What did you call the _get_glue_table function with?

self._get_glue_table(database_name=database_name, table_name=table_name)

Is the issue here that we're calling _get_glue_table with

database = 'demo_fs'
table_name = 'demo_table_20240620_pyiceberg1'

but glue returns back

'Name': 'demo_table_20240620_pyiceberg',
 'DatabaseName': 'gov-dev_demo_fs',

Yes, here is my code:

import pyiceberg.catalog

glue_catalog = 'AwsGlueCatalog'
catalog = pyiceberg.catalog.load_catalog(
    glue_catalog, **{"type": "glue"}
)
database = 'dev_demo_fs'
table_name = 'demo_table_20240620_pyiceberg'

table = catalog.load_table(f'{database}.{table_name}')
doctormohamed commented 6 days ago

And I see that _get_glue_table is used in two functions:

glue.py: _commit_table() glue.py: load_table()

kevinjqliu commented 6 days ago
self.glue.get_table(DatabaseName=database_name, Name=table_name)

get_table is a glue function from botocore. I think this is an issue with Glue. Is there a place to raise Glue related issues?

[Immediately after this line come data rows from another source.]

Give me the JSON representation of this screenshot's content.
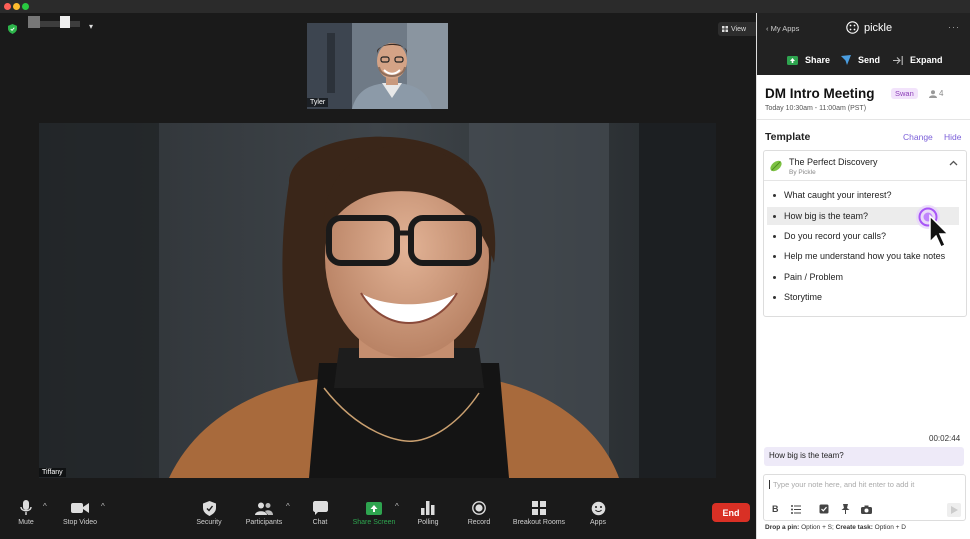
{
  "zoom": {
    "meeting_name": "",
    "view_label": "View",
    "thumbnail_name": "Tyler",
    "main_name": "Tiffany",
    "toolbar": [
      {
        "label": "Mute"
      },
      {
        "label": "Stop Video"
      },
      {
        "label": "Security"
      },
      {
        "label": "Participants"
      },
      {
        "label": "Chat"
      },
      {
        "label": "Share Screen"
      },
      {
        "label": "Polling"
      },
      {
        "label": "Record"
      },
      {
        "label": "Breakout Rooms"
      },
      {
        "label": "Apps"
      }
    ],
    "end_label": "End"
  },
  "panel": {
    "back_label": "My Apps",
    "app_name": "pickle",
    "share_label": "Share",
    "send_label": "Send",
    "expand_label": "Expand",
    "meeting_title": "DM Intro Meeting",
    "badge": "Swan",
    "participant_count": "4",
    "meeting_time": "Today 10:30am - 11:00am (PST)",
    "template_heading": "Template",
    "change_label": "Change",
    "hide_label": "Hide",
    "template_name": "The Perfect Discovery",
    "template_author": "By Pickle",
    "questions": [
      "What caught your interest?",
      "How big is the team?",
      "Do you record your calls?",
      "Help me understand how you take notes",
      "Pain / Problem",
      "Storytime"
    ],
    "timer": "00:02:44",
    "note": "How big is the team?",
    "input_placeholder": "Type your note here, and hit enter to add it",
    "hint_pin_label": "Drop a pin:",
    "hint_pin_keys": "Option + S;",
    "hint_task_label": "Create task:",
    "hint_task_keys": "Option + D"
  },
  "colors": {
    "accent": "#7b5fd9",
    "end": "#d93025",
    "share_green": "#2ea44f",
    "badge_bg": "#f2e3fb"
  }
}
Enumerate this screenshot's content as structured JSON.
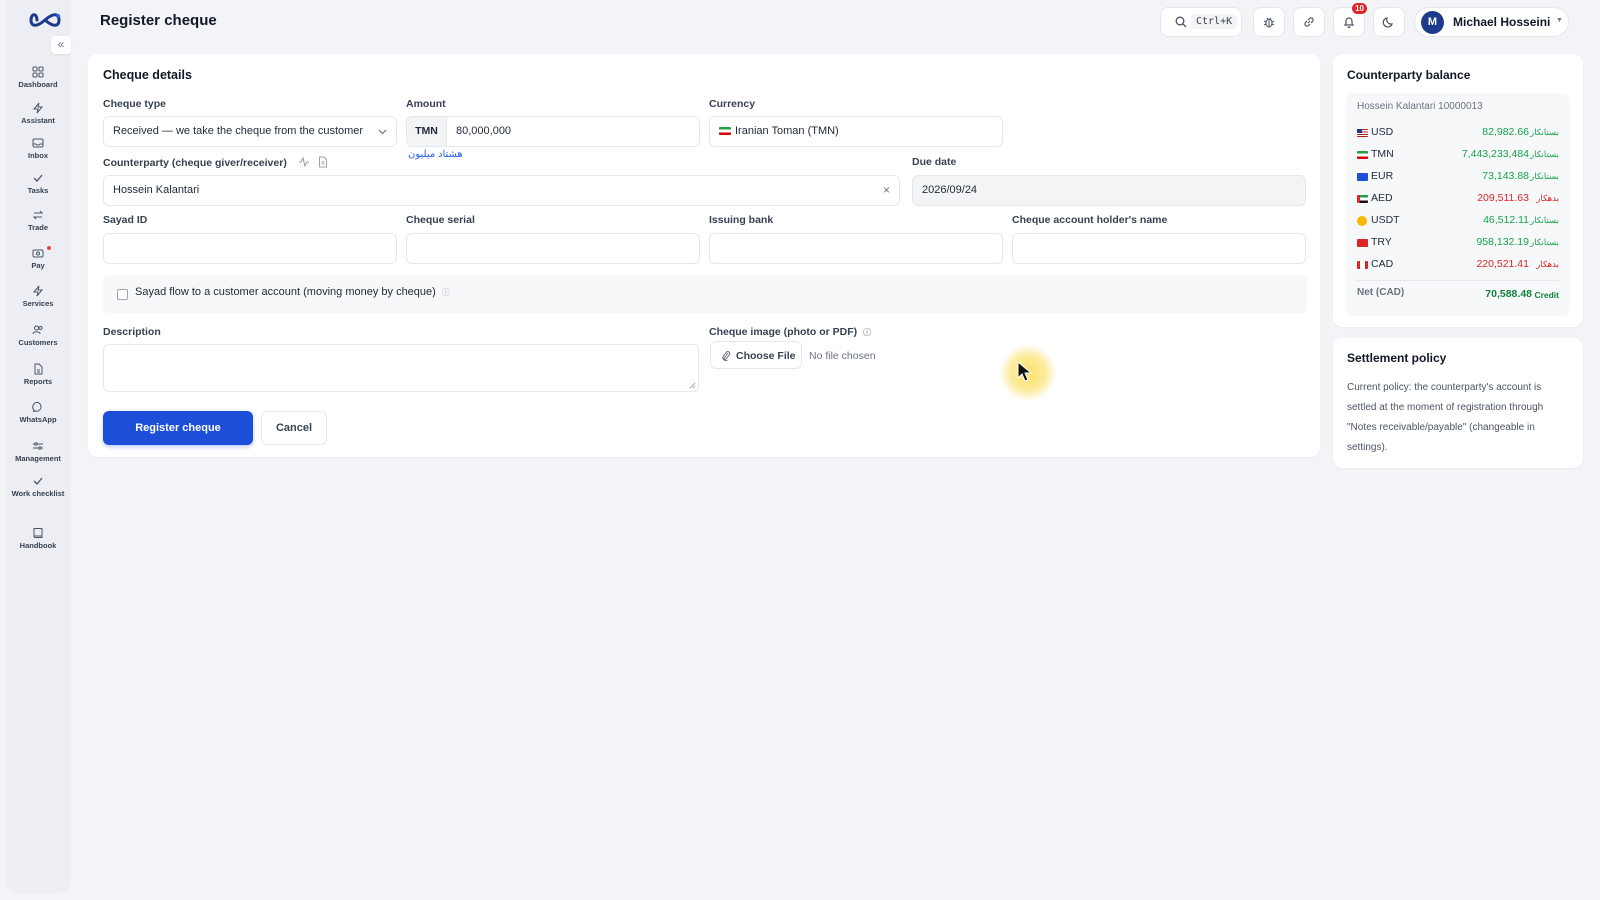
{
  "header": {
    "title": "Register cheque",
    "search_shortcut": "Ctrl+K",
    "notifications_count": "10",
    "user_initial": "M",
    "user_name": "Michael Hosseini"
  },
  "sidebar": {
    "items": [
      {
        "label": "Dashboard",
        "icon": "dashboard-icon"
      },
      {
        "label": "Assistant",
        "icon": "bolt-icon"
      },
      {
        "label": "Inbox",
        "icon": "inbox-icon"
      },
      {
        "label": "Tasks",
        "icon": "check-icon"
      },
      {
        "label": "Trade",
        "icon": "swap-icon"
      },
      {
        "label": "Pay",
        "icon": "wallet-icon"
      },
      {
        "label": "Services",
        "icon": "bolt-icon"
      },
      {
        "label": "Customers",
        "icon": "users-icon"
      },
      {
        "label": "Reports",
        "icon": "report-icon"
      },
      {
        "label": "WhatsApp",
        "icon": "chat-icon"
      },
      {
        "label": "Management",
        "icon": "sliders-icon"
      },
      {
        "label": "Work checklist",
        "icon": "check-icon"
      },
      {
        "label": "Handbook",
        "icon": "book-icon"
      }
    ]
  },
  "form": {
    "title": "Cheque details",
    "cheque_type_label": "Cheque type",
    "cheque_type_value": "Received — we take the cheque from the customer",
    "amount_label": "Amount",
    "amount_currency": "TMN",
    "amount_value": "80,000,000",
    "amount_words": "هشتاد میلیون",
    "currency_label": "Currency",
    "currency_value": "Iranian Toman (TMN)",
    "counterparty_label": "Counterparty (cheque giver/receiver)",
    "counterparty_value": "Hossein Kalantari",
    "due_date_label": "Due date",
    "due_date_value": "2026/09/24",
    "sayad_id_label": "Sayad ID",
    "cheque_serial_label": "Cheque serial",
    "issuing_bank_label": "Issuing bank",
    "holder_name_label": "Cheque account holder's name",
    "sayad_flow_label": "Sayad flow to a customer account (moving money by cheque)",
    "description_label": "Description",
    "image_label": "Cheque image (photo or PDF)",
    "choose_file_label": "Choose File",
    "no_file_text": "No file chosen",
    "submit_label": "Register cheque",
    "cancel_label": "Cancel"
  },
  "balance": {
    "title": "Counterparty balance",
    "account": "Hossein Kalantari 10000013",
    "rows": [
      {
        "currency": "USD",
        "amount": "82,982.66",
        "status": "بستانکار",
        "type": "credit"
      },
      {
        "currency": "TMN",
        "amount": "7,443,233,484",
        "status": "بستانکار",
        "type": "credit"
      },
      {
        "currency": "EUR",
        "amount": "73,143.88",
        "status": "بستانکار",
        "type": "credit"
      },
      {
        "currency": "AED",
        "amount": "209,511.63",
        "status": "بدهکار",
        "type": "debit"
      },
      {
        "currency": "USDT",
        "amount": "46,512.11",
        "status": "بستانکار",
        "type": "credit"
      },
      {
        "currency": "TRY",
        "amount": "958,132.19",
        "status": "بستانکار",
        "type": "credit"
      },
      {
        "currency": "CAD",
        "amount": "220,521.41",
        "status": "بدهکار",
        "type": "debit"
      }
    ],
    "net_label": "Net (CAD)",
    "net_value": "70,588.48",
    "net_status": "Credit"
  },
  "policy": {
    "title": "Settlement policy",
    "text": "Current policy: the counterparty's account is settled at the moment of registration through \"Notes receivable/payable\" (changeable in settings)."
  },
  "colors": {
    "primary": "#1d4ed8",
    "credit": "#16a34a",
    "debit": "#dc2626",
    "notification_badge": "#dc2626"
  }
}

geruh commented 5 days ago

This could be a LakeFormation permission issue. The caller should technically have full table access if they made the create table request. But that requires them to be a data lake admin. Can you verify if the AWS user/role making this request has the right permissions in Lake Formation?

Furthermore, you should be able to grant the caller select/insert access on this table after its creation to mitigate the issue.